Ciudad
Juárez, la cité des mortes
La ville de Juárez, située à la frontière du
Mexique et des États-Unis, est l’une des villes les plus
dangereuses du monde. Elle est devenue en vingt ans la capitale du
crime et de la drogue. Sa particularité ? L'assassinat de milliers
de femmes en toute impunité. Depuis le premier crime en 1993, 4 000
cadavres de femmes violées, torturées et mutilées ont été
retrouvés. 77% des crimes n’ont jamais été résolus.
Comment expliquer une telle situation ?
Plus de 1,5 millions d’habitants vivent dans
cette ville, bastion de l’un des plus importants cartels de drogue
d'Amérique latine, le cartel de Juárez. C’est l’un des points
frontaliers les plus transités de la planète. Avec un trafic de 150
000 personnes par jour, impossible de contrôler pour les autorités.
Un tiers de drogue à destination des États-Unis traverse la ville.
Les narcotrafiquants, très présents, font régner un climat de
violence quotidienne.
Qu’est ce qui plaît tant aux habitants de la
ville de Juárez pour y rester ? Le travail ?
En effet, la ville est devenue, grâce à ses
centaines de « maquiladoras » (usines bon marché d’assemblage
délocalisées nord-américaines, européennes et asiatiques), un
pôle industriel et commercial important. Des milliers de
travailleurs viennent ainsi s’installer dans la région dans
l’espoir de trouver un travail, même si celui-ci est mal rémunéré
(6 dollars par jour). Parmi eux, essentiellement des femmes, âgées
entre 15 et 25 ans, qui sont obligées d’arrêter leurs études
pour gagner leur vie. Leur participation de plus en plus active au
marché du travail a augmenté la part de chômage des hommes dans la
région. Et le machisme n'a cessé de se renforcer ces dernières
années. Ces jeunes femmes sont donc indépendantes, mobiles mais
vulnérables. Ce sont des proies faciles à atteindre et difficiles à
protéger.
Malu Garcia est la sœur d’une des nombreuses
jeunes filles assassinées en 2001 en sortant d’une “maquiladora”
de Ciudad Juárez et lutte, comme beaucoup d’autres familles, pour
que justice soit faite. Elle explique que si tant d’assassinats ont
pu être commis sans que rien ne soit fait c’est que les autorités
sont complices de ces crimes. Elles donnent la possibilité de tuer
sans être condamné. C’est clairement le gouvernement mexicain qui
est remis en cause. Mais Malu a de l’espoir: bien que la mort de sa
sœur ne soit peut-être jamais résolue, elle sait que les efforts
des différentes associations auront un jour un résultat.

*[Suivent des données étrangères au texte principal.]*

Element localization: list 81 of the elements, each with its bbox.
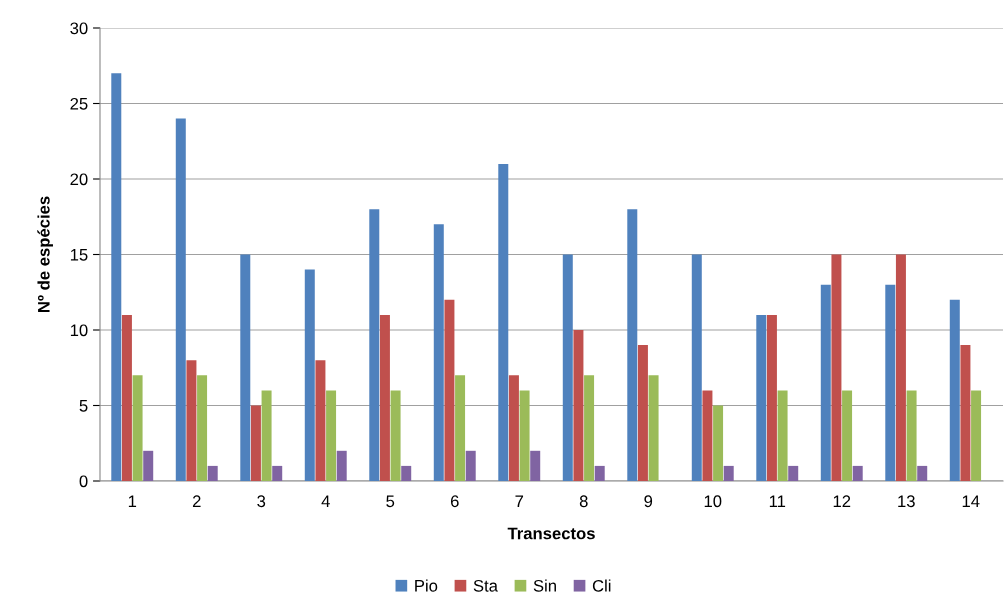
bar — [315, 360, 326, 481]
bar — [820, 284, 831, 481]
bar — [594, 465, 605, 481]
bar — [304, 269, 315, 481]
bar — [530, 450, 541, 481]
x-tick-label: 11 — [769, 495, 786, 507]
bar — [691, 254, 702, 481]
bar — [401, 465, 412, 481]
bar — [465, 450, 476, 481]
bar — [132, 375, 143, 481]
bar — [648, 375, 659, 481]
bar — [960, 345, 971, 481]
bar — [111, 73, 122, 481]
x-tick-label: 2 — [192, 495, 201, 507]
bar — [906, 390, 917, 481]
y-tick-label: 30 — [70, 22, 88, 35]
bar — [713, 405, 724, 481]
bar — [723, 465, 734, 481]
x-tick-label: 9 — [644, 495, 653, 508]
bar — [885, 284, 896, 481]
bar — [573, 330, 584, 481]
bar — [508, 375, 519, 481]
y-tick-label: 25 — [70, 97, 88, 110]
bar — [702, 390, 713, 481]
x-tick-label: 5 — [386, 495, 395, 508]
bar — [121, 314, 132, 481]
x-tick-label: 14 — [962, 495, 980, 507]
x-tick-label: 12 — [833, 495, 851, 507]
bar — [455, 375, 466, 481]
bar — [143, 450, 154, 481]
bar — [584, 375, 595, 481]
bar — [379, 314, 390, 481]
y-tick-label: 20 — [70, 173, 88, 186]
bar — [433, 224, 444, 481]
bar — [240, 254, 251, 481]
bar — [444, 299, 455, 481]
bar — [971, 390, 982, 481]
bar — [186, 360, 197, 481]
bar — [562, 254, 573, 481]
y-tick-label: 5 — [79, 400, 88, 412]
bar — [336, 450, 347, 481]
legend-label: Sin — [533, 579, 556, 592]
legend-label: Sta — [473, 579, 498, 592]
bar — [766, 314, 777, 481]
bar — [207, 465, 218, 481]
bar — [831, 254, 842, 481]
x-tick-label: 6 — [450, 495, 459, 508]
x-tick-label: 1 — [128, 495, 137, 507]
x-tick-label: 4 — [321, 495, 330, 507]
x-tick-label: 3 — [257, 495, 266, 508]
bar — [519, 390, 530, 481]
bar — [756, 314, 767, 481]
bar — [895, 254, 906, 481]
bar — [842, 390, 853, 481]
y-tick-label: 15 — [70, 249, 88, 261]
x-tick-label: 13 — [898, 495, 915, 508]
bar — [627, 209, 638, 481]
legend-label: Cli — [592, 579, 611, 592]
x-tick-label: 7 — [515, 495, 524, 507]
y-tick-label: 10 — [70, 324, 88, 337]
bar — [390, 390, 401, 481]
x-axis-title: Transectos — [507, 527, 595, 540]
bar — [777, 390, 788, 481]
bar — [917, 465, 928, 481]
bar — [261, 390, 272, 481]
bar — [326, 390, 337, 481]
x-tick-label: 10 — [704, 495, 722, 508]
legend-label: Pio — [415, 579, 438, 592]
y-axis-title: Nº de espécies — [37, 196, 53, 313]
bar — [197, 375, 208, 481]
bar — [949, 299, 960, 481]
y-tick-label: 0 — [79, 475, 88, 488]
bar — [175, 118, 186, 481]
bar — [272, 465, 283, 481]
bar — [852, 465, 863, 481]
bar — [637, 345, 648, 481]
bar — [788, 465, 799, 481]
bar — [498, 163, 509, 481]
bar — [250, 405, 261, 481]
x-tick-label: 8 — [579, 495, 588, 508]
bar — [369, 209, 380, 481]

Depuis les années 1990, les meurtres des femmes
de Ciudad Juárez ont attiré l’attention du monde entier grâce au
travail d’ONG qui dénoncent
les milliers de meurtres non résolus
et cachés par la police. “Casa Amiga” est l’une des ONG les
plus connues mais n’a
pas empêché sa fondatrice Esther
Chavez Cano a d'être froidement assassinée. De nombreux films et
documentaires retracent également le féminicide dont sont victimes
ces femmes, comme le film “Les Oubliées de Juárez” (sorti en
2007) de Gregory Nava qui raconte l’histoire d’une reporter
américaine envoyée par son journal pour enquêter sur ces
disparitions.
Heureusement quelques arrêtés internationaux ont
été établis à l’encontre du gouvernement mexicain suite à son
évidente inaction face à ces crimes. Il aura fallu dix ans pour que
le gouvernement se sépare de ses membres corrompus et pour qu'il
réagisse enfin contre ce féminicide. Dans une ville où règne la
violence et la drogue, il est difficile pour les autorités d'assurer
la sécurité et encore plus difficile d’élucider les meurtres
lorsque ceux-ci n'ont pas été traités rigoureusement dès le
début. La situation est loin d'être résolue et Ciudad Juárez
demeure toujours “la ville qui tue les femmes”.